Allow mom to join herself to the cluster without needing a qmgr command

Yeah i see that acl_hosts with wild card could be useful. Sill in the cloud scenario, most nodes u would get from a region on AWS, say, might be like “nodexxx.europe.aws.com”. That does not make for much security, since all europe region nodes would have that signature.

If we do subnet masks, it is better @mkaro - but would mean that nobody with a laptop to plugin the network should be able to get an IP in that subnet mask - that again is not very restrictive in cloud situation, right? In other words, on the cloud, other hosts on the same subnet could be alloted to other customers…?

Yeah, at exascale levels, node sorting based on some creation sequence almost does not make any practical sense!

One other angle i was hoping we can address is the security in inter-mom communications. We currently require that addresses of all the moms be transmitted to all other moms (IS_CLUSTER_ADDRS), and that hurts scalability. If possible, we would like use the same means to enhance that aspect of the communication security as well . As with the mom-server, two possible ways:

  1. Transmit the acl_hosts like mask (as discussed above) to the moms, so the moms know that they are to trust other moms in that subnet. (but in this case the benefit would be if we actually set a netmask and not a list of hostnames - which is what IS_CLUSTER_ADDRS is)

  2. Adopt a secret key based strategy (like one proposed above) - so if a receiver mom can decrypt a piece of text (say the sender mom’s hostname) using her copy of a secret key then they know that the sender mom can be trusted.

Which one do we like more?

Personally, I like the shared secret approach.

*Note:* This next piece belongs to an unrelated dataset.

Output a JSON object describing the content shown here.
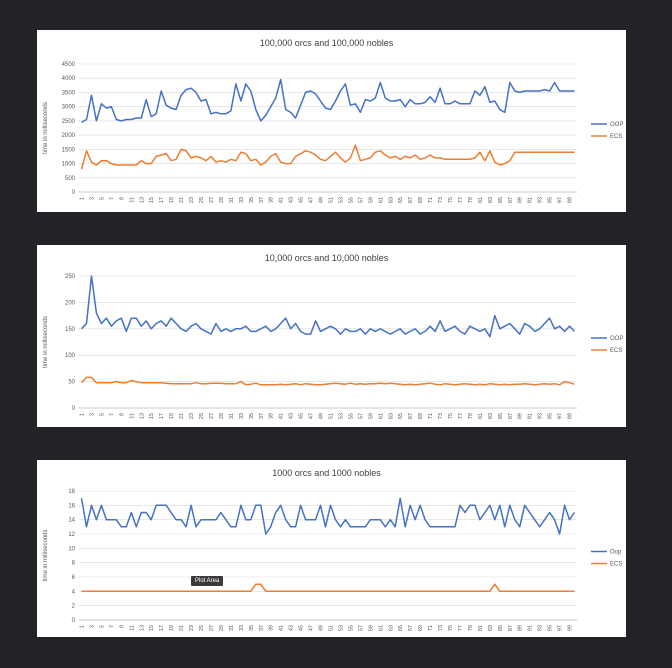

I think it scales better and is easier to admin.

However, for security, the piece of text should include both some random string and the identifier (e.g. hostname). That makes it harder to crack the secret.

1 Like

NAS carries a local mod to the server and database so that nodes are returned from the server in an order set by the admins. This has two benefits. The first is cosmetic, which is what I suspect Bill is thinking of. Much of the time, nodes have a natural-to-humans order. It makes sense for pbs_statvnode() to list the nodes in their natural order, which makes pbsnodes display them in order without any special code.

Second, the scheduler also looks at nodes in the order provided by the server (after some rearranging based on node priority). If this order corresponds somewhat to hardware connectivity, then the scheduler will tend to select nodes for multi-node jobs near each other without any special effort by the scheduler. A cheap optimization.

I’m not sure how this plays out with sharding of nodes.

yeah with sharding of nodes, neither the scheduler nor the pbsnodes display may see them in the original order - the scheduler might need a node sorting applied to see them in any particular order.